Le tram traversant la place Saint-Lambert devrait être une réalité autour de 2022. © keskistram.eu

À Liège, le transport public est sur les rails

Julie Luong

Demain, le paysage liégeois sera traversé par un tout nouveau  » serpent de charge « . Prévue pour 2022, la ligne de 12 km devrait, d’ici à 2030, être étendue et connectée à un réseau renouvelé de transports en commun.

Les bus bondés, les exercices d’équilibriste dans les tournants, les correspondances qu’on loupe et les rendez-vous où on n’arrive jamais, c’était avant. En 2017. Au temps où le tram n’avait pas encore  » désasphyxié  » le bus liégeois, obèse, débordant, cahotant.

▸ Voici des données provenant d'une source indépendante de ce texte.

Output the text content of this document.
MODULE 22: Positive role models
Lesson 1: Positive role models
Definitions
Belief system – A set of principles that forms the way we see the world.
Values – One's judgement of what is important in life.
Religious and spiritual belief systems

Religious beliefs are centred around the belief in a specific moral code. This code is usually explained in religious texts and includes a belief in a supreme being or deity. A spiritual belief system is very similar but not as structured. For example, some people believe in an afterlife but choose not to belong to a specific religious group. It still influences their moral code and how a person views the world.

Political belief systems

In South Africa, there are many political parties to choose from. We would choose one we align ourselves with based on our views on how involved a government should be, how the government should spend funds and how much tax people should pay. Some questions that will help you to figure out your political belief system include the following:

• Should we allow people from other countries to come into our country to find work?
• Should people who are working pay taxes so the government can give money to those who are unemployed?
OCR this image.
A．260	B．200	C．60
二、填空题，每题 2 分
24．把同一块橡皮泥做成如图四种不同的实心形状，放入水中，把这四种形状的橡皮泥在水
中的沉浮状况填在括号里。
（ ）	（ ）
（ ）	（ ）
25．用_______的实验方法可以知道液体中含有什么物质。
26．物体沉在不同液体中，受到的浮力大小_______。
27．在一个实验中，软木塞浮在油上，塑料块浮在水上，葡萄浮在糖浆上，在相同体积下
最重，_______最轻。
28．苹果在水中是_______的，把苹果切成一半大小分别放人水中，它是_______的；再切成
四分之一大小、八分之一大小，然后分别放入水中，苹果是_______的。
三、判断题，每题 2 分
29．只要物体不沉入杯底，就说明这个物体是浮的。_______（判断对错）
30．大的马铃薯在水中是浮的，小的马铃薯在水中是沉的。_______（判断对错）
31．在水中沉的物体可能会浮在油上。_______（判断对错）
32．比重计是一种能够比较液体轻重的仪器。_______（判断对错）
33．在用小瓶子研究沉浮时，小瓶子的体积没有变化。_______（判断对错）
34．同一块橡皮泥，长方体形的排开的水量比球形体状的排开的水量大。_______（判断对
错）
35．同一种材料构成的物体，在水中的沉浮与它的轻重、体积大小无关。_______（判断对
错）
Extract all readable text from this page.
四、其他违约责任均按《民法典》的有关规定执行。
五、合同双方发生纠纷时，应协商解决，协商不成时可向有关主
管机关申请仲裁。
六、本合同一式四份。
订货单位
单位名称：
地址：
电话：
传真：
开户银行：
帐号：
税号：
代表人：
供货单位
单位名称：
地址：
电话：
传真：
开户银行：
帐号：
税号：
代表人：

Aujourd’hui, un Wallon sur trois qui utilise les services du TEC le fait dans la zone urbaine de Liège. Et, chaque année, la clientèle du TEC augmente de 5 à 8 %. Le compte est vite fait : le nombre de bus ne suffit plus et les itinéraires couverts ne sont plus adaptés aux réalités quotidiennes des habitants. Avec le tram, Liège espère proposer une alternative qualitative à la voiture et parvenir à désengorger profondément le  » fond de vallée « . Car une rame peut accueillir quelque 300 personnes contre 100 environ pour un bus articulé. Roulant intégralement en site propre, et prioritaire aux carrefours, le tram n’est pas soumis aux aléas de la circulation et promet une fréquence de passage régulière, soit une attente inférieure à 7 minutes en heure de pointe et à 10 minutes en heure creuse.  » Et puis, il y a l’image « , répète Michel Firket (CDH), échevin des finances, de la mobilité, du tourisme et du patrimoine. Un tram, ça glisse, ça trace, ça file…

Un retour très attendu

Michel Firket (CDH), échevin des finances, de la mobilité, du tourisme et du patrimoine.
Michel Firket (CDH), échevin des finances, de la mobilité, du tourisme et du patrimoine.© Michel Houet/Belgaimage

Il y a l’image, bien sûr, et puis il y a les souvenirs. Dès 1871, divers modèles de véhicules circulant sur rails et tractés par des chevaux sont apparus à Liège. En 1893, la ville est la première à se doter en Belgique de l’électrification des lignes. Le réseau se développe et atteint le pont de Wandre, Chênée, Angleur. Quant au  » tram vert « , qui relie le bassin industriel au centre, il est alors un symbole fort de la vie sérésienne. Mais après la Seconde Guerre mondiale, les lignes se raréfient. La suppression, en 1967, des derniers tramways au profit des bus jugés plus rentables laissera de nombreux Liégeois nostalgiques.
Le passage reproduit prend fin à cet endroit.